Racing devices to the market will let patients benefit from the latest medical innovations that may improve their health, Gottlieb told the Wall Street Journal, echoing an argument made by the industry itself, President Trump, and Republicans in Washington.
But some doctors are skeptical, especially about heart and other devices installed in patients. Rita F. Redberg, editor of JAMA Internal Medicine and a cardiologist and researcher at the University of California San Francisco, told the newspaper that the FDA regulatory “change would put more patients at risk for having permanently implanted dangerous devices.”
That’s no small issue, considering, for example, the FDA’s running battle with St. Jude Medical, the maker of a defibrillator, for which the company already has issued hundreds of thousands of recall notices.
Patient safety advocates long have fought efforts to speed up the FDA’s approval processes for medical devices. They already aren’t as tough as critics would like, and the agency has a poor record in following up on devices’ performance after they hit the market, as the Wall Street Journal has reported:
Medical devices are already regarded as involving more lenient approvals than drugs, sometimes with bad effects on patients. In recent years, there have been health consequences from devices like metal-on-metal hips that degenerated … and defibrillator wires that fractured, causing deaths. A 2015 article in the medical journal JAMA from researchers at Yale University and elsewhere reported that just 13 percent of post- approval safety and effectiveness studies of high-risk medical devices were completed within three to five years.
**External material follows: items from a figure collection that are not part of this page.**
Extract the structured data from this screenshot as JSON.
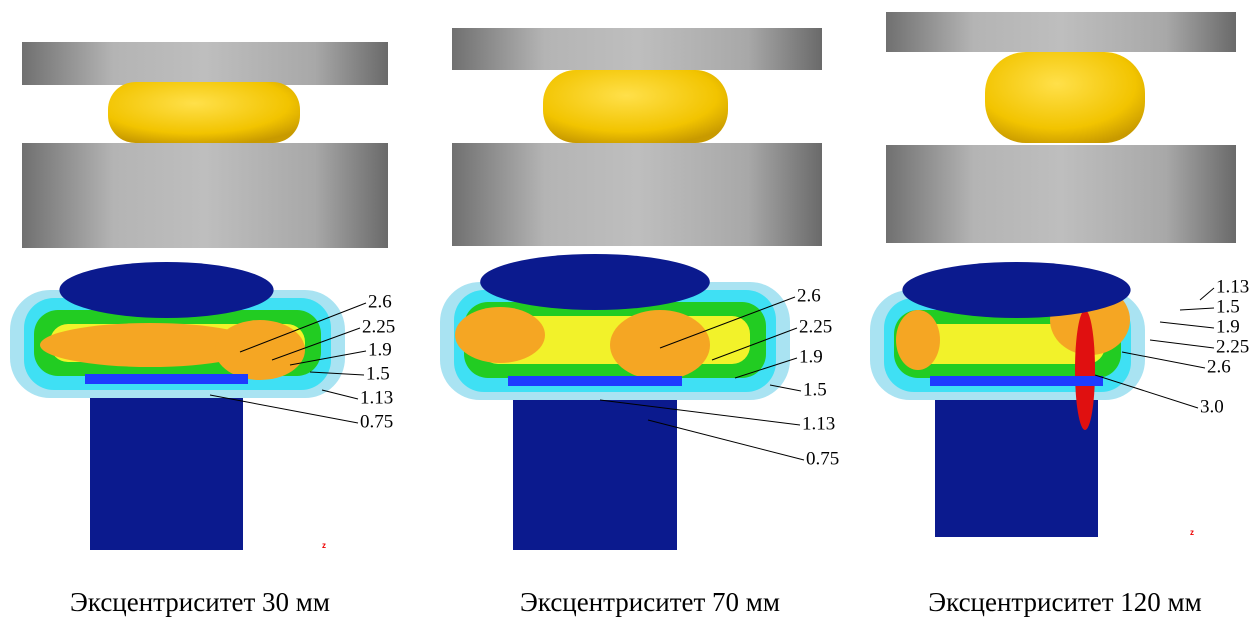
{
  "panels": [
    {
      "caption": "Эксцентриситет 30 мм",
      "contour_labels": [
        "2.6",
        "2.25",
        "1.9",
        "1.5",
        "1.13",
        "0.75"
      ],
      "axis_mark": "z"
    },
    {
      "caption": "Эксцентриситет 70 мм",
      "contour_labels": [
        "2.6",
        "2.25",
        "1.9",
        "1.5",
        "1.13",
        "0.75"
      ]
    },
    {
      "caption": "Эксцентриситет 120 мм",
      "contour_labels": [
        "1.13",
        "1.5",
        "1.9",
        "2.25",
        "2.6",
        "3.0"
      ],
      "axis_mark": "z"
    }
  ]
}
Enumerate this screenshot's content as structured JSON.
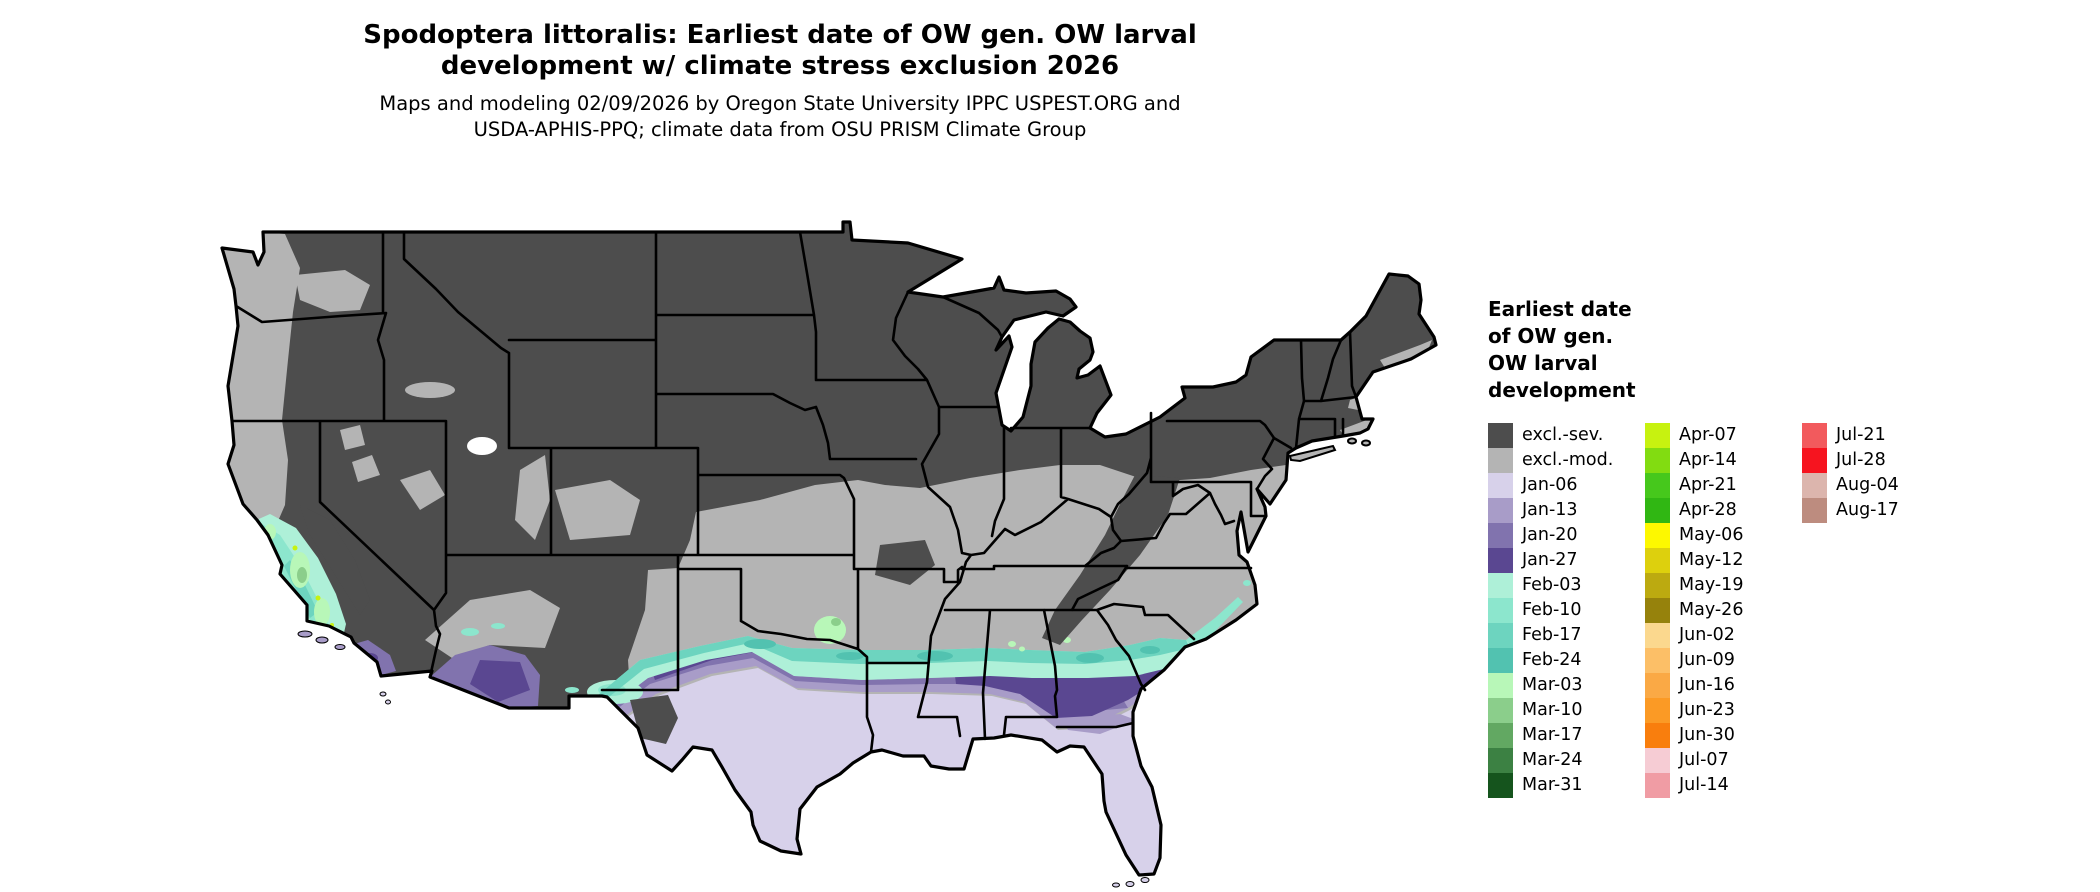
{
  "title": {
    "line1": "Spodoptera littoralis: Earliest date of OW gen. OW larval",
    "line2": "development w/ climate stress exclusion 2026"
  },
  "subtitle": {
    "line1": "Maps and modeling 02/09/2026 by Oregon State University IPPC USPEST.ORG and",
    "line2": "USDA-APHIS-PPQ; climate data from OSU PRISM Climate Group"
  },
  "legend": {
    "title_lines": [
      "Earliest date",
      "of OW gen.",
      "OW larval",
      "development"
    ],
    "columns": [
      {
        "items": [
          {
            "label": "excl.-sev.",
            "color": "#4d4d4d"
          },
          {
            "label": "excl.-mod.",
            "color": "#b4b4b4"
          },
          {
            "label": "Jan-06",
            "color": "#d7d1ea"
          },
          {
            "label": "Jan-13",
            "color": "#a89cc8"
          },
          {
            "label": "Jan-20",
            "color": "#8173ae"
          },
          {
            "label": "Jan-27",
            "color": "#5a4791"
          },
          {
            "label": "Feb-03",
            "color": "#aef0d8"
          },
          {
            "label": "Feb-10",
            "color": "#8ce6cd"
          },
          {
            "label": "Feb-17",
            "color": "#6dd4bf"
          },
          {
            "label": "Feb-24",
            "color": "#52c2b0"
          },
          {
            "label": "Mar-03",
            "color": "#b8f7b8"
          },
          {
            "label": "Mar-10",
            "color": "#8bce8b"
          },
          {
            "label": "Mar-17",
            "color": "#62a862"
          },
          {
            "label": "Mar-24",
            "color": "#3c8143"
          },
          {
            "label": "Mar-31",
            "color": "#15541d"
          }
        ]
      },
      {
        "items": [
          {
            "label": "Apr-07",
            "color": "#c7f210"
          },
          {
            "label": "Apr-14",
            "color": "#82dc11"
          },
          {
            "label": "Apr-21",
            "color": "#46c81c"
          },
          {
            "label": "Apr-28",
            "color": "#30b713"
          },
          {
            "label": "May-06",
            "color": "#fdf800"
          },
          {
            "label": "May-12",
            "color": "#ddd00d"
          },
          {
            "label": "May-19",
            "color": "#bcaa10"
          },
          {
            "label": "May-26",
            "color": "#96820c"
          },
          {
            "label": "Jun-02",
            "color": "#fbd88e"
          },
          {
            "label": "Jun-09",
            "color": "#fcbf67"
          },
          {
            "label": "Jun-16",
            "color": "#faa945"
          },
          {
            "label": "Jun-23",
            "color": "#fb9a25"
          },
          {
            "label": "Jun-30",
            "color": "#f97e0d"
          },
          {
            "label": "Jul-07",
            "color": "#f6ccd4"
          },
          {
            "label": "Jul-14",
            "color": "#f09ca4"
          }
        ]
      },
      {
        "items": [
          {
            "label": "Jul-21",
            "color": "#f25a5d"
          },
          {
            "label": "Jul-28",
            "color": "#f6141f"
          },
          {
            "label": "Aug-04",
            "color": "#dcb5ad"
          },
          {
            "label": "Aug-17",
            "color": "#bd8c7f"
          }
        ]
      }
    ]
  }
}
The newspaper earlier reported on how medical device oversight can be laxer and speedier than, say, processes in place to regulate prescription drugs. Medications must be rigorously tested, including in the extensive process of clinical trials. But with congressional approval, the agency can and has approved thousands of medical devices annually if makers show they’re similar to products already OK’d and on the market.
Gottlieb has said that makers sometimes compare new devices with state-of-the-art technology to products four decades old. The agency, instead, wants them to meet “objective safety and performance criteria,” measures that he told the Wall Street Journal also would be in keeping with “international consensus standards.” (That’s a curious mention, considering one of the bigger recent scandals with medical devices involved dirty Japanese medical exam scopes that infected dozens and killed more than 20.)
More key to the agency’s changes: The FDA proposes to let devices into the market with “initial approval,” with planned, later follow-ups on their performance.
In my practice, I see not only the major harms that patients suffer while seeking medical services but also the serious damages that can be inflicted on them by defective and dangerous products, including bad medical devices. Here’s hoping that lawmakers with FDA oversight subject Commissioner Gottlieb’s planned changes on medical device to much more tough thought and questioning. Patients’ safety and well-being are too precious for the FDA to wave on complex and risky devices, pretending that a burdened agency later really will track back on their good or ill for consumers. It’s failing to do this with rigor already, for example, with prescription drugs.
As the FDA should well know, significant numbers of Americans can be harmed before sufficient alarms go off for officials to react. And bad products, like the proverbial bad penny, have the bad habit of hanging around once they somehow get to market. Just look at how consumers still suffer harms from baby strollers and carriers whose poor designs long ago were singled out and supposedly barred. Safety advocates long have warned about the major strangulation dangers posed to kids by window blind cords — but only now are officials cracking down in, fingers crossed, a more meaningful way. Auto products purportedly are subject to rigorous testing and standards these days but a new journalistic investigation has raised big questions, anew, about tire safety and manufacturing.
In a time when building products were expensive and difficult to get, carpenters developed a wisdom that says measure twice, cut once. Human lives are far more valuable than lumber. And the FDA should think hard whether it needs to slow the rush to get medical devices to market.